Özellikle İstanbul’da ilçe düzeyinde yaptığımız araştırmalarda ilçe içi farklılıkları yansıtamamak için çok uğraştık. Zaten araştırma sonuçlarına gelen eleştirilerin büyük bir çoğunluğu bu noktadan geliyor. İstanbul’da ilçelerin çoğunda ilçe içinde keskin farklılıkları görebiliyoruz. Kadıköy, Beşiktaş, Beyoğlu, Ataşehir, Şişli bunların en mühim örnekleri. Dolayısıyla mahalle ya da semt düzeyinde araştırma yapılması çok daha anlamlı sonuçlar verecektir. Ancak gene burada bütçe ve vakit maliyetinin yüksekliğiyle karşılaşıyoruz.
İstediğiniz verilerin tümünü elde edebildiniz mi peki?
O da sorunlarımızdan bir tanesiydi. Mesela hayat kalitesi için en mühim verilerden biri olan emniyet verilerini, yani ilçe düzeyinde suç istatistiklerini “güvenlik” nedeniyle elde edemiyoruz. Dolayısıyla benzer problemlerin yaşanması araştırmanın etkinliğini zayıflatıyor.
HAYIR İŞLERİNE ZAMANIMIZ YOK
İstanbul’un 39 ilçesinde yapılan kapsamlı alan araştırmasına göre:
- İstanbul’da bireylerin günlük hayatta istediklerinden daha az vakit ayırmak zorunda kaldığı faaliyetlerin başında gönüllü hayır işlerinde veya politik faaliyetlerde yer alma (yüzde 41.82), hobi, hususi alaka alanları (yüzde 41.10) ile kitap ve mecmua okumak (yüzde 35.74) yer alıyor. Buna rağmen ayırmak istenilenden daha fazla vakit ayrılan faaliyetlerde ise aile bireyleriyle görüşme (yüzde 30.64), televizyon (yüzde 23.21) ve internet (yüzde 20.36) ilk sıralarda geliyor.

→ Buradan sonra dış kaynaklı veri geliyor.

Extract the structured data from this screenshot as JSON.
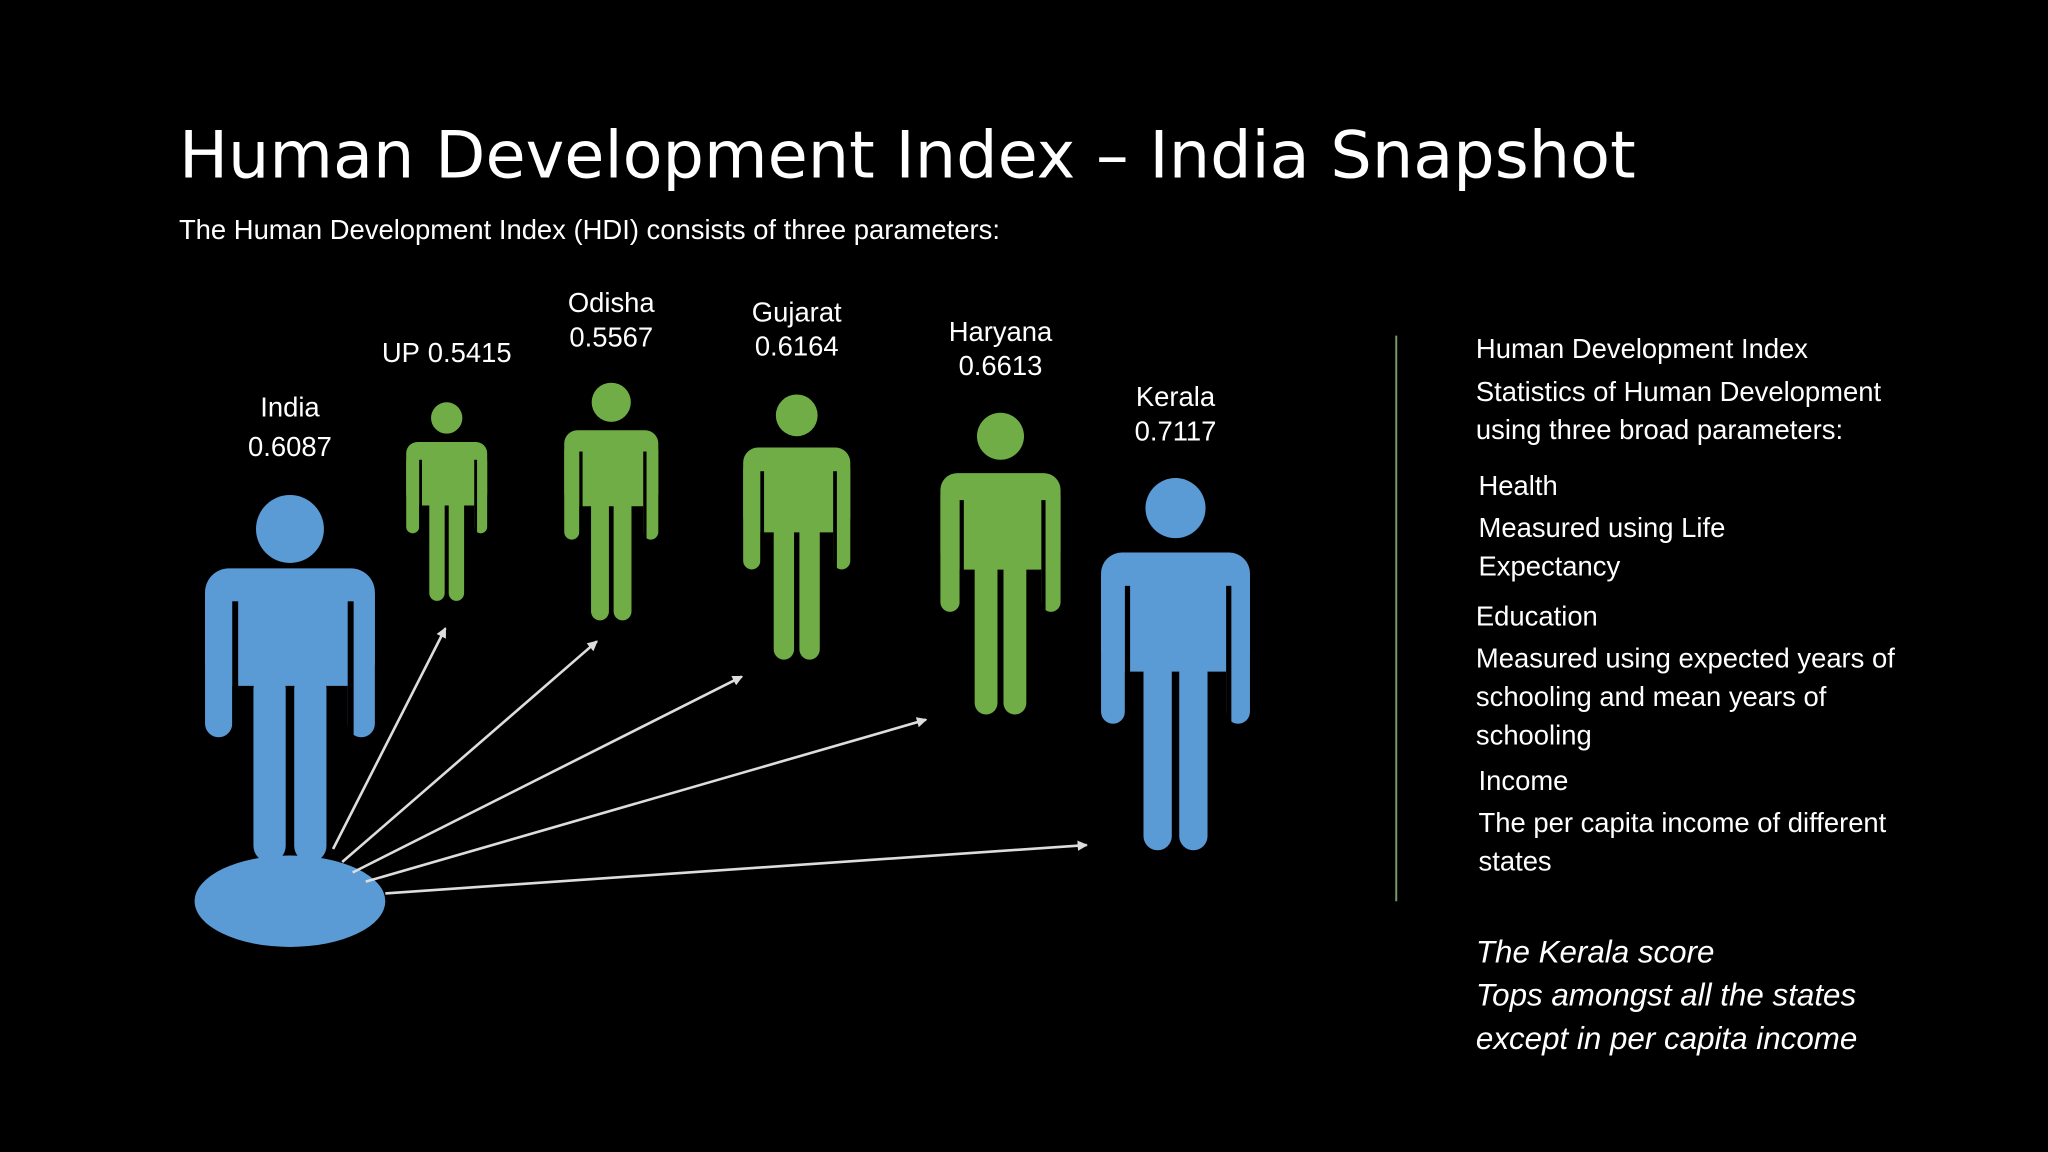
{
  "title": "Human Development Index – India Snapshot",
  "subtitle": "The Human Development Index (HDI) consists of three parameters:",
  "figures": [
    {
      "name": "India",
      "value": 0.6087
    },
    {
      "name": "UP",
      "value": 0.5415
    },
    {
      "name": "Odisha",
      "value": 0.5567
    },
    {
      "name": "Gujarat",
      "value": 0.6164
    },
    {
      "name": "Haryana",
      "value": 0.6613
    },
    {
      "name": "Kerala",
      "value": 0.7117
    }
  ],
  "panel": {
    "heading": "Human Development Index",
    "intro": [
      "Statistics of Human Development",
      "using three broad parameters:"
    ],
    "parameters": [
      {
        "name": "Health",
        "lines": [
          "Measured using Life",
          "Expectancy"
        ]
      },
      {
        "name": "Education",
        "lines": [
          "Measured using expected years of",
          "schooling and mean years of",
          "schooling"
        ]
      },
      {
        "name": "Income",
        "lines": [
          "The per capita income of different",
          "states"
        ]
      }
    ],
    "note": {
      "heading": "The Kerala score",
      "lines": [
        "Tops amongst all the states",
        "except in per capita income"
      ]
    }
  }
}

- Araştırma, İstanbul’daki konutlarda vasat olarak salon iç 3 odanın bulunduğunu gösterdi. Konutlarla ilgili problemlerin başında da evin küçüklüğü, yer azlığı, dışarıda balkon, bahçe teras gibi oturulacak bir yerin olmaması geldi.

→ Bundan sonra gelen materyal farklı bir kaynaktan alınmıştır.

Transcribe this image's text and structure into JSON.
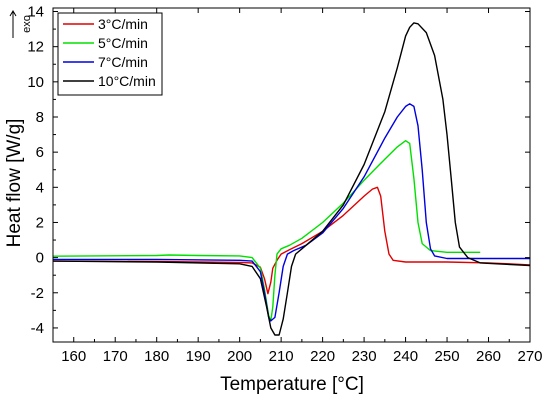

- Araştırmaya katılanların iş hayatıyla ilgili en sık yaşadığı problem, işten eve evle ilgili yapılması gereken bazı işleri yapamayacak kadar yorgun gelmeleri.
MAĞDURİYETİN KAYNAĞI HIRSIZLIK
- İstanbul’da en fazla mağduriyet duyulan alan hırsızlık. Araştırmaya katılanların yüzde 13.75’i evinde, yüzde 9.36’sı işyerinde hırsızlık yaşandığını belirtirken, bunu sırasıyla kapkaç, yankesicilik (yüzde 8,32), dolandırıcılık (yüzde 7.92) motorlu vasıtadan herhangi bir şey çalınması (yüzde 7.03), yaralanmadarp (yüzde 6.87), şantaj, tehdit (yüzde 5.62), oto hırsızlığı (yüzde 4.79), cinsel taciz (yüzde 4.21) ve başka suçlar (yüzde 4.05) izledi.
- Araştırmaya katılanlara yaşadıkları ilçede belirtilen konularda toplumun baskısını hissedip hissetmedikleri sorulduğunda, en fazla siyasi görüşlerinden ötürü baskı altında olduklarını ifade ettikleri görüldü. Buna göre toplumun yüzde 33.17’si vakit zaman siyasi görüşlerinden ötürü baskı altında olduğunu, yüzde 26.14’ü dini inanç ve davranışlarından ötürü, yüzde 26.08’i âdet ve göreneklerinden ötürü, yüzde 22.14’ü kılık kıyafetlerinden, yüzde 19.55’i memleketinden ötürü, yüzde 19.07 etnik kökeninden ötürü, yüzde 17’si işinden, yüzde 16.63’ü uygar durumundan ötürü, yüzde 16.63 cinsiyetinden ötürü, yüzde 14.72’si de yaşından ötürü baskı gördüğünü belirtti.